After being forced to flee Amity, Tris and Four join the factionless, where they’re sheltered by Four’s estranged mother, Evelyn (an unrecognizable Naomi Watts), who they both thought had died many years earlier. Evelyn informs them that Dauntless has found refuge with Candor and that when they are needed, the factionless would take up arms against Jeanine and her new security force. But the leader of Candor, Jack Kang (Daniel Dae Kim), isn’t so welcome, forcing Four and Tris to subject themselves to a lie detection serum before he will believe their story about Jeanine’s power grab. With the serum, the more you resist telling the truth, the more the serum attacks the body. The way Woodley conveys both the pain of the serum as the painful regret over so many deaths, the truth of which will also hurt her best friend, Christina (Zoe Kravitz), is remarkable. Every one of her grievances is slowly tearing her apart, and if she doesn’t come to terms with what she did, those grievances will continue to eat at her until she becomes entirely unrecognizable.
That’s also small potatoes to what awaits Tris at the hands of Jeanine. Early on, we learn that the reason she so adamantly wanted to wipe out Abnegation was so she could acquire a stone device that holds an important message for all of the factions. The only problem is it takes a divergent to open. Jeanine’s quest to find the divergent who can successfully withstand the simulations and unlock all of the faction keys on the device of course leads her to Tris, and nothing will get in the way of discovering the message.
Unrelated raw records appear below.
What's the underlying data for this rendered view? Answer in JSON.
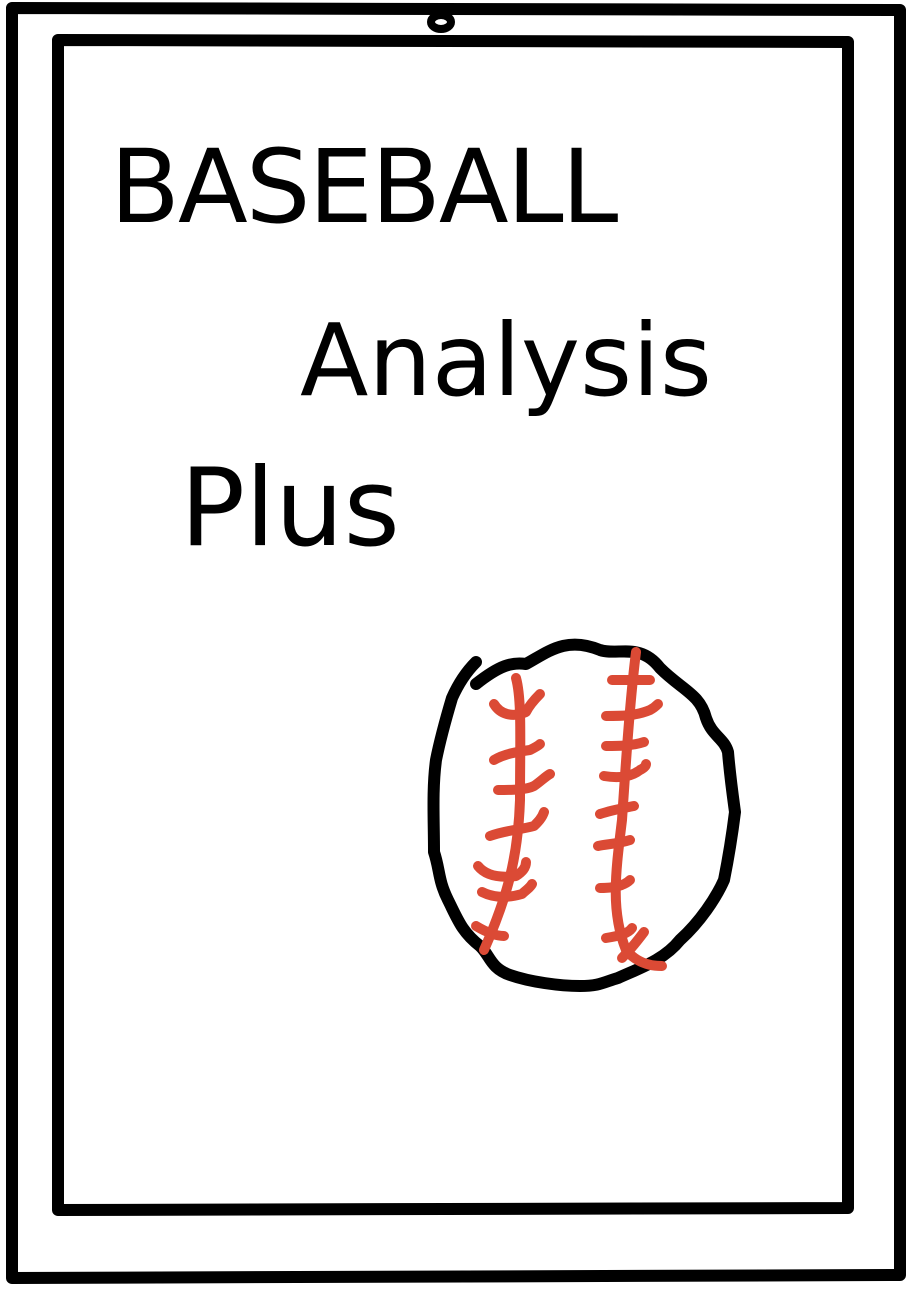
{
  "sketch": {
    "title_line1": "BASEBALL",
    "title_line2": "Analysis",
    "title_line3": "Plus",
    "ball_icon": "baseball-icon",
    "colors": {
      "ink": "#000000",
      "stitching": "#db4a35",
      "paper": "#ffffff"
    }
  }
}
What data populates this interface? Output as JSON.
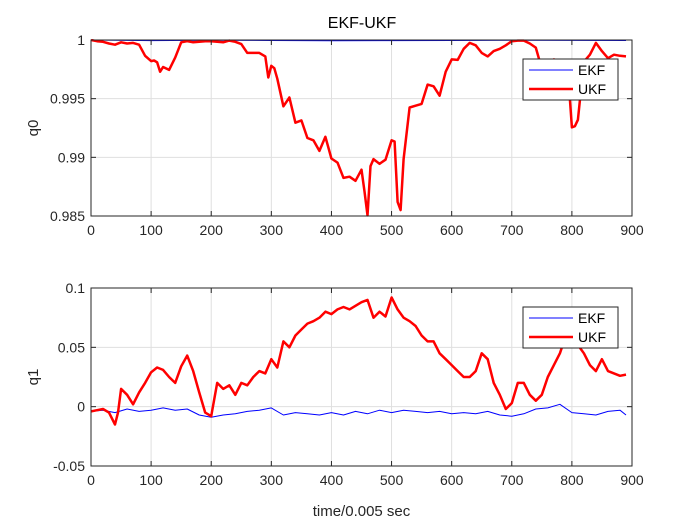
{
  "figure": {
    "title": "EKF-UKF"
  },
  "chart_data": [
    {
      "type": "line",
      "title": "EKF-UKF",
      "xlabel": "",
      "ylabel": "q0",
      "xlim": [
        0,
        900
      ],
      "ylim": [
        0.985,
        1.0
      ],
      "xticks": [
        0,
        100,
        200,
        300,
        400,
        500,
        600,
        700,
        800,
        900
      ],
      "yticks": [
        0.985,
        0.99,
        0.995,
        1
      ],
      "ytick_labels": [
        "0.985",
        "0.99",
        "0.995",
        "1"
      ],
      "grid": true,
      "legend": "top-right",
      "series": [
        {
          "name": "EKF",
          "color": "#0000ff",
          "x": [
            0,
            100,
            200,
            300,
            400,
            500,
            600,
            700,
            800,
            890
          ],
          "y": [
            1.0,
            0.99995,
            0.99998,
            0.99996,
            0.99993,
            0.99995,
            0.99996,
            0.99998,
            0.99997,
            0.99996
          ]
        },
        {
          "name": "UKF",
          "color": "#ff0000",
          "x": [
            0,
            10,
            20,
            30,
            40,
            50,
            60,
            70,
            80,
            90,
            100,
            105,
            110,
            115,
            120,
            130,
            140,
            150,
            160,
            170,
            180,
            190,
            200,
            210,
            220,
            230,
            240,
            250,
            260,
            270,
            280,
            290,
            295,
            300,
            305,
            310,
            320,
            330,
            340,
            350,
            360,
            370,
            380,
            390,
            400,
            410,
            420,
            430,
            440,
            450,
            455,
            460,
            465,
            470,
            480,
            490,
            500,
            505,
            510,
            515,
            520,
            530,
            540,
            550,
            560,
            570,
            580,
            590,
            600,
            610,
            620,
            630,
            640,
            650,
            660,
            670,
            680,
            690,
            700,
            710,
            720,
            730,
            740,
            750,
            760,
            770,
            780,
            790,
            795,
            800,
            805,
            810,
            820,
            830,
            840,
            850,
            860,
            870,
            880,
            890
          ],
          "y": [
            1.0,
            0.9999,
            0.99985,
            0.9997,
            0.9996,
            0.9998,
            0.9997,
            0.99975,
            0.9996,
            0.99865,
            0.9982,
            0.99825,
            0.9981,
            0.9973,
            0.9977,
            0.99745,
            0.9985,
            0.9998,
            0.9999,
            0.9998,
            0.99985,
            0.9999,
            0.9999,
            0.99985,
            0.9998,
            0.99995,
            0.99985,
            0.99965,
            0.9989,
            0.9989,
            0.9989,
            0.9986,
            0.9968,
            0.9978,
            0.9976,
            0.9967,
            0.99435,
            0.9951,
            0.99295,
            0.99315,
            0.99165,
            0.99145,
            0.99055,
            0.99175,
            0.9899,
            0.98955,
            0.98825,
            0.98835,
            0.988,
            0.98895,
            0.9871,
            0.98505,
            0.98925,
            0.98985,
            0.98945,
            0.9898,
            0.99145,
            0.99135,
            0.9862,
            0.9855,
            0.98985,
            0.99425,
            0.9944,
            0.99455,
            0.9962,
            0.99605,
            0.99525,
            0.9973,
            0.99835,
            0.9983,
            0.99925,
            0.99975,
            0.99955,
            0.9989,
            0.9986,
            0.99905,
            0.99925,
            0.99955,
            0.9999,
            0.99995,
            0.99995,
            0.9997,
            0.99935,
            0.99755,
            0.99815,
            0.99835,
            0.9973,
            0.9963,
            0.99615,
            0.99255,
            0.99265,
            0.9932,
            0.99815,
            0.99875,
            0.99975,
            0.99905,
            0.99845,
            0.99875,
            0.99865,
            0.9986
          ]
        }
      ]
    },
    {
      "type": "line",
      "title": "",
      "xlabel": "time/0.005 sec",
      "ylabel": "q1",
      "xlim": [
        0,
        900
      ],
      "ylim": [
        -0.05,
        0.1
      ],
      "xticks": [
        0,
        100,
        200,
        300,
        400,
        500,
        600,
        700,
        800,
        900
      ],
      "yticks": [
        -0.05,
        0,
        0.05,
        0.1
      ],
      "ytick_labels": [
        "-0.05",
        "0",
        "0.05",
        "0.1"
      ],
      "grid": true,
      "legend": "top-right",
      "series": [
        {
          "name": "EKF",
          "color": "#0000ff",
          "x": [
            0,
            20,
            40,
            60,
            80,
            100,
            120,
            140,
            160,
            180,
            200,
            220,
            240,
            260,
            280,
            300,
            320,
            340,
            360,
            380,
            400,
            420,
            440,
            460,
            480,
            500,
            520,
            540,
            560,
            580,
            600,
            620,
            640,
            660,
            680,
            700,
            720,
            740,
            760,
            780,
            800,
            820,
            840,
            860,
            880,
            890
          ],
          "y": [
            -0.004,
            -0.003,
            -0.005,
            -0.002,
            -0.004,
            -0.003,
            -0.001,
            -0.003,
            -0.002,
            -0.007,
            -0.009,
            -0.007,
            -0.006,
            -0.004,
            -0.003,
            -0.001,
            -0.007,
            -0.005,
            -0.006,
            -0.007,
            -0.005,
            -0.007,
            -0.004,
            -0.006,
            -0.003,
            -0.005,
            -0.003,
            -0.004,
            -0.005,
            -0.004,
            -0.006,
            -0.005,
            -0.006,
            -0.004,
            -0.007,
            -0.008,
            -0.006,
            -0.002,
            -0.001,
            0.002,
            -0.005,
            -0.006,
            -0.007,
            -0.004,
            -0.003,
            -0.007
          ]
        },
        {
          "name": "UKF",
          "color": "#ff0000",
          "x": [
            0,
            10,
            20,
            30,
            40,
            45,
            50,
            60,
            70,
            80,
            90,
            100,
            110,
            120,
            130,
            140,
            150,
            160,
            170,
            180,
            190,
            200,
            210,
            220,
            230,
            240,
            250,
            260,
            270,
            280,
            290,
            300,
            310,
            320,
            330,
            340,
            350,
            360,
            370,
            380,
            390,
            400,
            410,
            420,
            430,
            440,
            450,
            460,
            470,
            480,
            490,
            500,
            510,
            520,
            530,
            540,
            550,
            560,
            570,
            580,
            590,
            600,
            610,
            620,
            630,
            640,
            650,
            660,
            670,
            680,
            690,
            700,
            710,
            720,
            730,
            740,
            750,
            760,
            770,
            780,
            790,
            800,
            810,
            820,
            830,
            840,
            850,
            860,
            870,
            880,
            890
          ],
          "y": [
            -0.004,
            -0.003,
            -0.002,
            -0.005,
            -0.015,
            -0.005,
            0.015,
            0.01,
            0.002,
            0.012,
            0.02,
            0.029,
            0.033,
            0.031,
            0.025,
            0.02,
            0.034,
            0.043,
            0.03,
            0.012,
            -0.005,
            -0.008,
            0.02,
            0.015,
            0.018,
            0.01,
            0.02,
            0.018,
            0.025,
            0.03,
            0.028,
            0.04,
            0.033,
            0.055,
            0.05,
            0.06,
            0.065,
            0.07,
            0.072,
            0.075,
            0.08,
            0.078,
            0.082,
            0.084,
            0.082,
            0.085,
            0.088,
            0.09,
            0.075,
            0.08,
            0.076,
            0.092,
            0.082,
            0.075,
            0.072,
            0.068,
            0.06,
            0.055,
            0.055,
            0.045,
            0.04,
            0.035,
            0.03,
            0.025,
            0.025,
            0.03,
            0.045,
            0.04,
            0.02,
            0.01,
            -0.002,
            0.003,
            0.02,
            0.02,
            0.01,
            0.005,
            0.01,
            0.025,
            0.035,
            0.045,
            0.06,
            0.065,
            0.052,
            0.045,
            0.035,
            0.03,
            0.04,
            0.03,
            0.028,
            0.026,
            0.027
          ]
        }
      ]
    }
  ]
}
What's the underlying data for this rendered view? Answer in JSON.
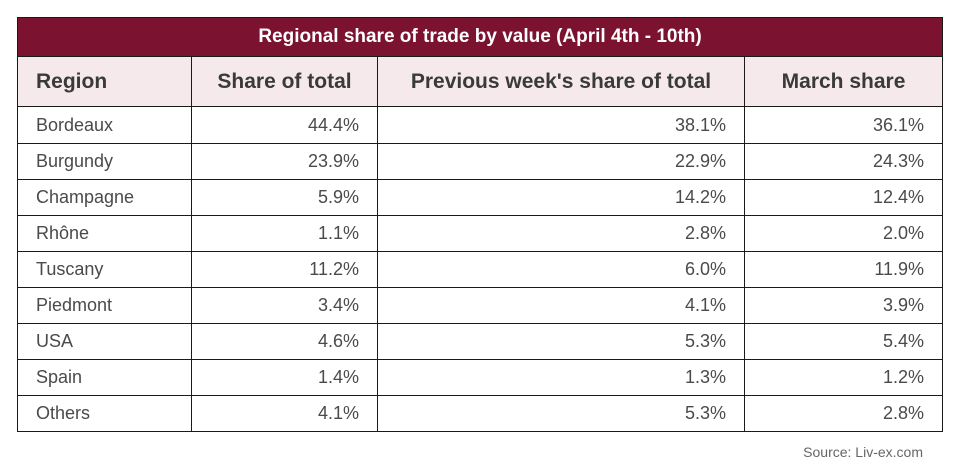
{
  "table": {
    "title": "Regional share of trade by value (April 4th - 10th)",
    "headers": [
      "Region",
      "Share of total",
      "Previous week's share of total",
      "March share"
    ],
    "rows": [
      {
        "region": "Bordeaux",
        "share": "44.4%",
        "prev": "38.1%",
        "march": "36.1%"
      },
      {
        "region": "Burgundy",
        "share": "23.9%",
        "prev": "22.9%",
        "march": "24.3%"
      },
      {
        "region": "Champagne",
        "share": "5.9%",
        "prev": "14.2%",
        "march": "12.4%"
      },
      {
        "region": "Rhône",
        "share": "1.1%",
        "prev": "2.8%",
        "march": "2.0%"
      },
      {
        "region": "Tuscany",
        "share": "11.2%",
        "prev": "6.0%",
        "march": "11.9%"
      },
      {
        "region": "Piedmont",
        "share": "3.4%",
        "prev": "4.1%",
        "march": "3.9%"
      },
      {
        "region": "USA",
        "share": "4.6%",
        "prev": "5.3%",
        "march": "5.4%"
      },
      {
        "region": "Spain",
        "share": "1.4%",
        "prev": "1.3%",
        "march": "1.2%"
      },
      {
        "region": "Others",
        "share": "4.1%",
        "prev": "5.3%",
        "march": "2.8%"
      }
    ]
  },
  "source": "Source: Liv-ex.com",
  "colors": {
    "title_bg": "#7a1230",
    "header_bg": "#f5e9ec"
  }
}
Which brings me to one of the main issues I had with this film. Supposedly, Insurgent picks up a mere five days after Tris and her merry band went rogue, however, the technology seems to have advanced by years in that same time frame. Divergent not only introduced us to ways in which everyone is tested to decide which faction they belong to, but they set up a serum that gave Jeanine full mind control over all of the Dauntless. It was an extremely elaborate plan that apparently wasn’t needed, as now they can do basically the same thing with a small pellet shot into the skin. Not only that, but all of a sudden, Erudite can now use a simple handheld device to find out which faction someone can belong to, allowing them to locate any divergent as easily as a fly in milk. Both are very clever gadgets, but they sort of negate everything that was so thoughtfully set-up in the first movie.
Insurgent is nowhere near a masterpiece; in fact, I felt this outing was a little more predictable and a lot of what happens (such as, if Tris and Four are such high-caliber fugitives, how is it that they can walk around free as birds without so much as anyone recognizing them?) is somewhat questionable. By the time it came to revealing the message encased in the box, I pretty much knew what it was going to say. However, with the actors that have been put together for the series, these revelations come across fantastic, simply by each person’s reaction to it. And with a couple of surprising deaths and some good fight choreography, the film maintains the same level of high gloss and attractiveness as Divergent, which leads to a pleasing getaway that pumps your heart with adrenaline and allows for two hours of entertainment that will once again leave you wanting more.